Life is short, friends.
I’m 45 now, and I know that’s not “old” to many of you. I also know that many of you 20-somethings might certainly classify me as “the older guy”. My grey hair agrees with them. I’ve been banging out these little articles for going on 15 years now, and I can look back and say that 30-year old Ben Schooley was certainly a much younger man than the one still sitting here smashing the keys on his laptop. He’s seen a few things, and life has had its way with him. He’s perhaps a bit wiser, a bit more tired, and probably a bit jaded in many ways.
But he also remembers….HARDER.
I find myself assigning the things I see back to earlier days. Simpler days. Quieter days. The kids playing basketball. The pretty couple walking briskly. The young mother. The grass. The sun.
And a silly old black crow in my yard.
I’m not going to lecture you about making time “count” or appreciating each day as you’ve heard those things countless times. I also wish miserable days away, no matter how many times I’ve heard “Never take a moment for granted.” I hate all day seminars, I can remember how hard the infant days with children were, and I remember rolling my eyes back and praying that they’d become less dependent on me. I have focused my energies on the future, and planned for days not guaranteed. It’s all so futile.

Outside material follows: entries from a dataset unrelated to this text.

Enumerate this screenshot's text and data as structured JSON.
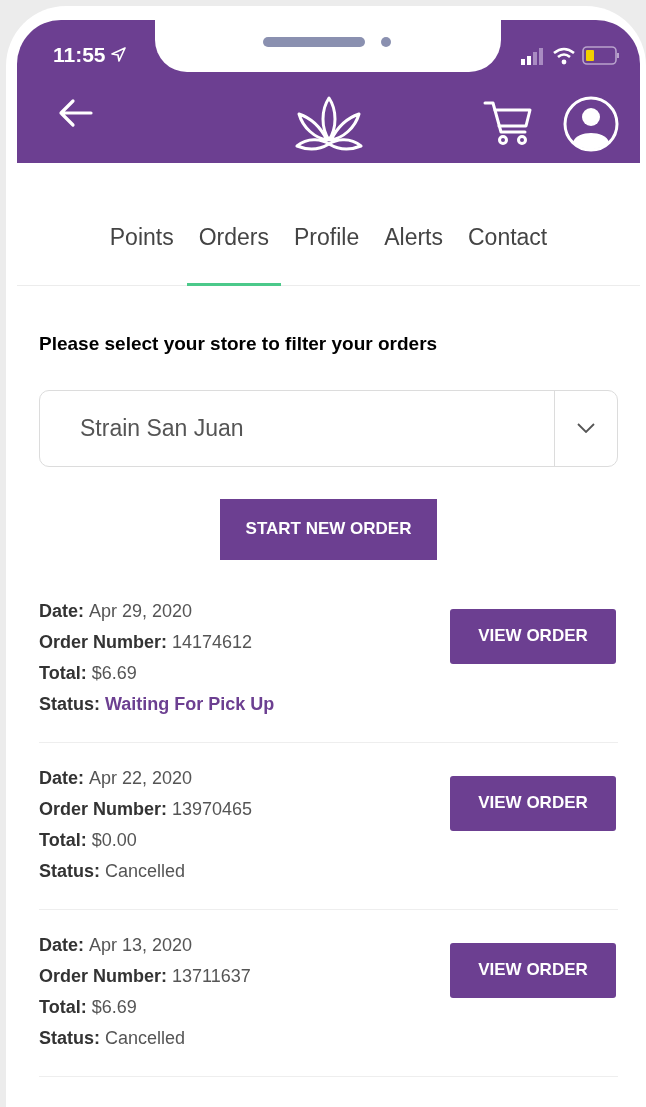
{
  "status_bar": {
    "time": "11:55"
  },
  "tabs": [
    {
      "label": "Points",
      "selected": false
    },
    {
      "label": "Orders",
      "selected": true
    },
    {
      "label": "Profile",
      "selected": false
    },
    {
      "label": "Alerts",
      "selected": false
    },
    {
      "label": "Contact",
      "selected": false
    }
  ],
  "store_filter": {
    "prompt": "Please select your store to filter your orders",
    "value": "Strain San Juan"
  },
  "start_button": "START NEW ORDER",
  "orders": [
    {
      "fields": [
        {
          "label": "Date:",
          "value": "Apr 29, 2020"
        },
        {
          "label": "Order Number:",
          "value": "14174612"
        },
        {
          "label": "Total:",
          "value": "$6.69"
        },
        {
          "label": "Status:",
          "value": "Waiting For Pick Up",
          "highlighted": true
        }
      ],
      "button": "VIEW ORDER"
    },
    {
      "fields": [
        {
          "label": "Date:",
          "value": "Apr 22, 2020"
        },
        {
          "label": "Order Number:",
          "value": "13970465"
        },
        {
          "label": "Total:",
          "value": "$0.00"
        },
        {
          "label": "Status:",
          "value": "Cancelled",
          "highlighted": false
        }
      ],
      "button": "VIEW ORDER"
    },
    {
      "fields": [
        {
          "label": "Date:",
          "value": "Apr 13, 2020"
        },
        {
          "label": "Order Number:",
          "value": "13711637"
        },
        {
          "label": "Total:",
          "value": "$6.69"
        },
        {
          "label": "Status:",
          "value": "Cancelled",
          "highlighted": false
        }
      ],
      "button": "VIEW ORDER"
    }
  ]
}
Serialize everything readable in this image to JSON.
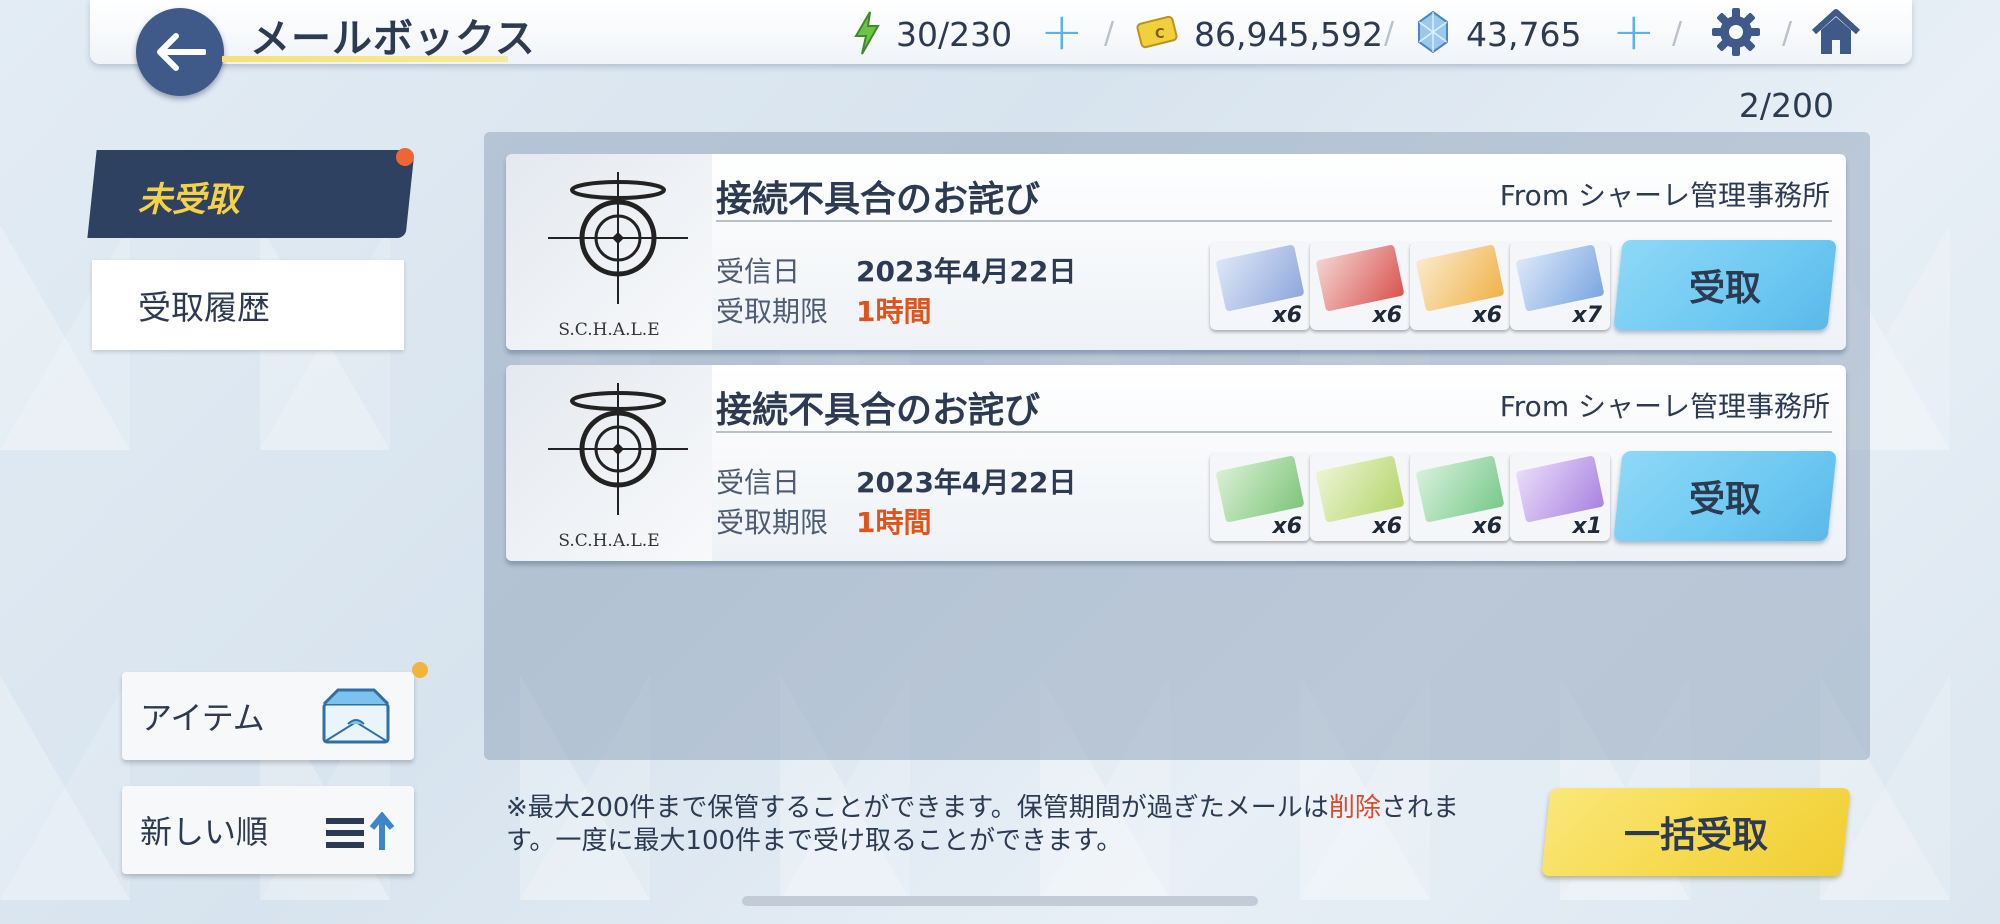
{
  "header": {
    "title": "メールボックス",
    "ap": "30/230",
    "credits": "86,945,592",
    "pyroxene": "43,765"
  },
  "mail_count": "2/200",
  "tabs": {
    "unreceived": "未受取",
    "history": "受取履歴"
  },
  "side": {
    "item_label": "アイテム",
    "sort_label": "新しい順"
  },
  "mails": [
    {
      "title": "接続不具合のお詫び",
      "from": "From シャーレ管理事務所",
      "logo_text": "S.C.H.A.L.E",
      "received_label": "受信日",
      "received_date": "2023年4月22日",
      "deadline_label": "受取期限",
      "deadline": "1時間",
      "items": [
        {
          "qty": "x6",
          "color": "#8fa7dc"
        },
        {
          "qty": "x6",
          "color": "#d9534f"
        },
        {
          "qty": "x6",
          "color": "#f0b24a"
        },
        {
          "qty": "x7",
          "color": "#7ba6e2"
        }
      ],
      "button": "受取"
    },
    {
      "title": "接続不具合のお詫び",
      "from": "From シャーレ管理事務所",
      "logo_text": "S.C.H.A.L.E",
      "received_label": "受信日",
      "received_date": "2023年4月22日",
      "deadline_label": "受取期限",
      "deadline": "1時間",
      "items": [
        {
          "qty": "x6",
          "color": "#7fc57a"
        },
        {
          "qty": "x6",
          "color": "#b4d56b"
        },
        {
          "qty": "x6",
          "color": "#79c98a"
        },
        {
          "qty": "x1",
          "color": "#a883e0"
        }
      ],
      "button": "受取"
    }
  ],
  "notice": {
    "part1": "※最大200件まで保管することができます。保管期間が過ぎたメールは",
    "highlight": "削除",
    "part2": "されます。一度に最大100件まで受け取ることができます。"
  },
  "bulk_button": "一括受取",
  "colors": {
    "active_tab": "#2f4161",
    "active_tab_text": "#f3d24a",
    "receive_button": "#6ec9f2",
    "bulk_button": "#f5d84a",
    "deadline": "#e0531c",
    "notification_dot": "#ee6633"
  }
}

But I suppose as I get a day older, and perhaps a day wiser, I have come to understand that perhaps the real beauty in our lives isn’t always the marriage proposal, the graduation, the baby’s birth, or the promotion. It’s not meeting your goal, it’s not getting the beautiful girl, it’s not the amazing vacation you saved for.
Honestly, life isn’t ANY of that. At least the important parts. Sure, those moments are special and memorable, but those moments aren’t where LIFE happens. They are page turning moments for new chapters, and it’s within those chapters that life actually occurs.
LIFE is the smell you’ll forever remember of your new home. Or of the dirty laundry from your kids. It’s the sound of your spouse’s car entering the garage, or of the way the door slammed when they left for the final time. It’s the daily phone call with your brother, and it’s the way the radio played on the 1st day you realized that he was gone and wouldn’t call anymore. It’s the smell as your mother cooked your favorite dish as a kid, and the creak of your old man’s recliner while he watched Jeopardy. It’s the locusts singing while you walked with your own stroller and baby, and it might even be the way your voice echoes strangely in your empty home the first moments after your spouse leaves you. LIFE is not always pleasant, that is for sure, but it is forever punctuated with details that are burned into your psyche and for you to carry forever.
LIFE is silly old black crows hopping around in your backyard that leave you staring with a silly smile on your face out the window for 15 solid minutes while you are transported back to 1985…in a field…under a tree…with the clouds gently floating overhead…and feeling worry free.
Take a look around.
LIFE is all around you even as you read this. Perhaps you’re reading this on the back porch and can hear the birds. Or you’re reading it online while your kids make noise in the background. Maybe you’re visiting town and are sitting outside the Dienger with a cup of coffee. Perhaps you read this, toss it on the coffee table and you might think about it later while driving and the radio is playing and you’re tired and you really, really want to move to Belize. But no matter what, LIFE is happening all around you right this very moment.
You just require the wisdom to see it. Even if it’s nothing but a silly black crow.
Welcome to JUNE. Father’s Day is coming, summer, and less and less stupid ol’ COVID. May you soak up the best summer of your life, may you EXPLORE all you can, and may you experience LIFE like you never have before.